At the corner of Drury Lane I saw three women standing talking together. They were innocent of crinoline, and the antiquity of their bonnets and shawls was really wonderful, while the durability of the fabric of which they were composed was equally remarkable. Their countenances were stolid, and their skin hostile to the application of soap and water. The hair of one was tinged with silver. They were inured to the rattle of their harness; the clank of the chains pleased them. They had grown grey as prostitutes.

I learnt from my companion that “that lot was an inexpensive luxury; it showed the sterility of the neighbourhood. They would go home with a man for a shilling, and think themselves well paid, while sixpence was rather an exorbitant amount for the temporary accommodation their vagrant amour would require.”

There were a good many of them about. They lived for the most part in small rooms at eighteen pence, two shillings, and half-a-crown a week, in the small streets running out of Drury Lane.
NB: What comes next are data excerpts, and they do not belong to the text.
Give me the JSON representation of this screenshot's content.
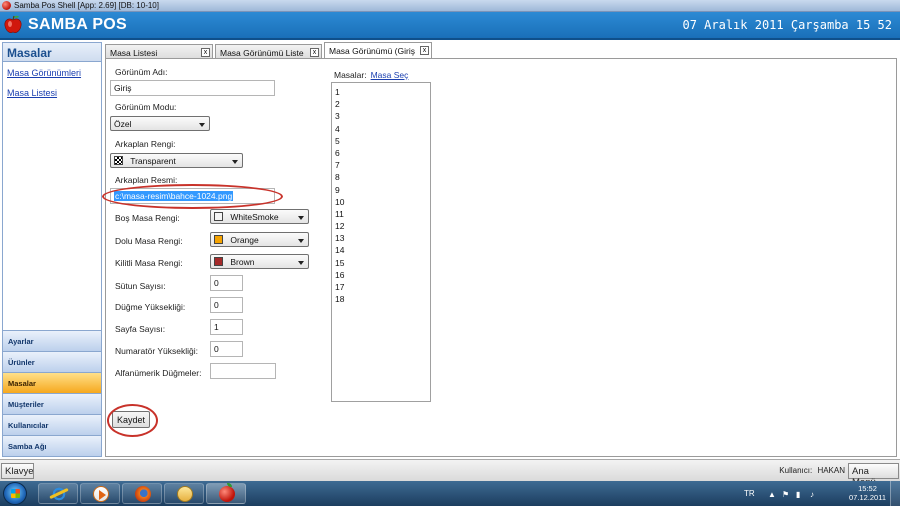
{
  "window": {
    "title": "Samba Pos Shell [App: 2.69] [DB: 10-10]"
  },
  "header": {
    "logo_text": "SAMBA POS",
    "datetime": "07 Aralık 2011 Çarşamba 15 52"
  },
  "sidebar": {
    "title": "Masalar",
    "links": [
      "Masa Görünümleri",
      "Masa Listesi"
    ],
    "nav": [
      "Ayarlar",
      "Ürünler",
      "Masalar",
      "Müşteriler",
      "Kullanıcılar",
      "Samba Ağı"
    ],
    "active_nav": "Masalar"
  },
  "tabs": [
    {
      "label": "Masa Listesi",
      "close": "x",
      "active": false
    },
    {
      "label": "Masa Görünümü Liste",
      "close": "x",
      "active": false
    },
    {
      "label": "Masa Görünümü (Giriş",
      "close": "x",
      "active": true
    }
  ],
  "form": {
    "view_name_label": "Görünüm Adı:",
    "view_name_value": "Giriş",
    "view_mode_label": "Görünüm Modu:",
    "view_mode_value": "Özel",
    "bg_color_label": "Arkaplan Rengi:",
    "bg_color_value": "Transparent",
    "bg_image_label": "Arkaplan Resmi:",
    "bg_image_value": "c:\\masa-resim\\bahce-1024.png",
    "empty_color_label": "Boş Masa Rengi:",
    "empty_color_value": "WhiteSmoke",
    "empty_color_hex": "#f5f5f5",
    "full_color_label": "Dolu Masa Rengi:",
    "full_color_value": "Orange",
    "full_color_hex": "#f5a300",
    "locked_color_label": "Kilitli Masa Rengi:",
    "locked_color_value": "Brown",
    "locked_color_hex": "#a52a2a",
    "column_count_label": "Sütun Sayısı:",
    "column_count_value": "0",
    "button_height_label": "Düğme Yüksekliği:",
    "button_height_value": "0",
    "page_count_label": "Sayfa Sayısı:",
    "page_count_value": "1",
    "numerator_height_label": "Numaratör Yüksekliği:",
    "numerator_height_value": "0",
    "alnum_buttons_label": "Alfanümerik Düğmeler:",
    "alnum_buttons_value": "",
    "save_label": "Kaydet"
  },
  "tables": {
    "label": "Masalar:",
    "select_link": "Masa Seç",
    "items": [
      "1",
      "2",
      "3",
      "4",
      "5",
      "6",
      "7",
      "8",
      "9",
      "10",
      "11",
      "12",
      "13",
      "14",
      "15",
      "16",
      "17",
      "18"
    ]
  },
  "statusbar": {
    "keyboard_label": "Klavye",
    "user_label": "Kullanıcı:",
    "user_name": "HAKAN",
    "main_menu_label": "Ana Menü"
  },
  "taskbar": {
    "apps": [
      "internet-explorer-icon",
      "media-player-icon",
      "firefox-icon",
      "folder-icon",
      "samba-pos-icon"
    ],
    "tray": {
      "lang": "TR",
      "time": "15:52",
      "date": "07.12.2011"
    }
  },
  "colors": {
    "header_blue": "#1f7cc7",
    "active_nav": "#f6a81e",
    "annotation_red": "#c8322a"
  }
}
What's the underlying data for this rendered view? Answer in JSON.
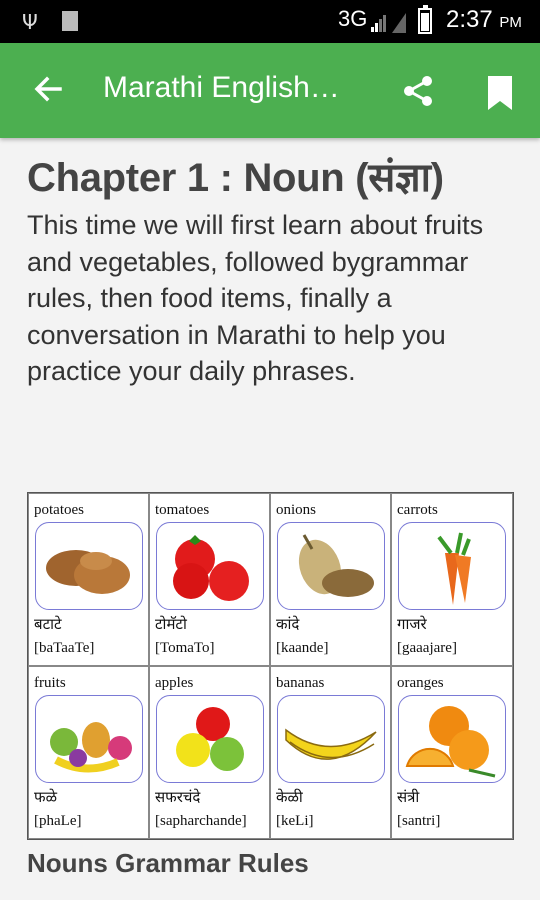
{
  "status_bar": {
    "network": "3G",
    "time": "2:37",
    "ampm": "PM"
  },
  "app_bar": {
    "title": "Marathi English…"
  },
  "content": {
    "chapter_title": "Chapter 1 : Noun (संज्ञा)",
    "intro": "This time we will first learn about fruits and vegetables, followed bygrammar rules, then food items, finally a conversation in Marathi to help you practice your daily phrases.",
    "items": [
      {
        "english": "potatoes",
        "marathi": "बटाटे",
        "translit": "[baTaaTe]",
        "icon": "potatoes-icon"
      },
      {
        "english": "tomatoes",
        "marathi": "टोमॅटो",
        "translit": "[TomaTo]",
        "icon": "tomatoes-icon"
      },
      {
        "english": "onions",
        "marathi": "कांदे",
        "translit": "[kaande]",
        "icon": "onions-icon"
      },
      {
        "english": "carrots",
        "marathi": "गाजरे",
        "translit": "[gaaajare]",
        "icon": "carrots-icon"
      },
      {
        "english": "fruits",
        "marathi": "फळे",
        "translit": "[phaLe]",
        "icon": "fruits-icon"
      },
      {
        "english": "apples",
        "marathi": "सफरचंदे",
        "translit": "[sapharchande]",
        "icon": "apples-icon"
      },
      {
        "english": "bananas",
        "marathi": "केळी",
        "translit": "[keLi]",
        "icon": "bananas-icon"
      },
      {
        "english": "oranges",
        "marathi": "संत्री",
        "translit": "[santri]",
        "icon": "oranges-icon"
      }
    ],
    "section_heading": "Nouns Grammar Rules"
  }
}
We went down Charles Street, Drury Lane, a small street near the Great Mogul public-house. I was surprised at the number of clean-looking, respectable lodging-houses to be seen in this street, and indeed in almost every street thereabouts. Many of them were well-ventilated, and chiefly resorted to by respectable mechanics. They are under the supervision of the police, and the time of a sergeant is wholly taken up in inspecting them. Visits are made every day, and if the Act of Parliament by the provisions of which they are allowed to exist, and by which they are regulated, is broken, their licences are taken away directly. Some speculators have several of these houses, and keep a shop as well, full of all sorts of things to supply their lodgers.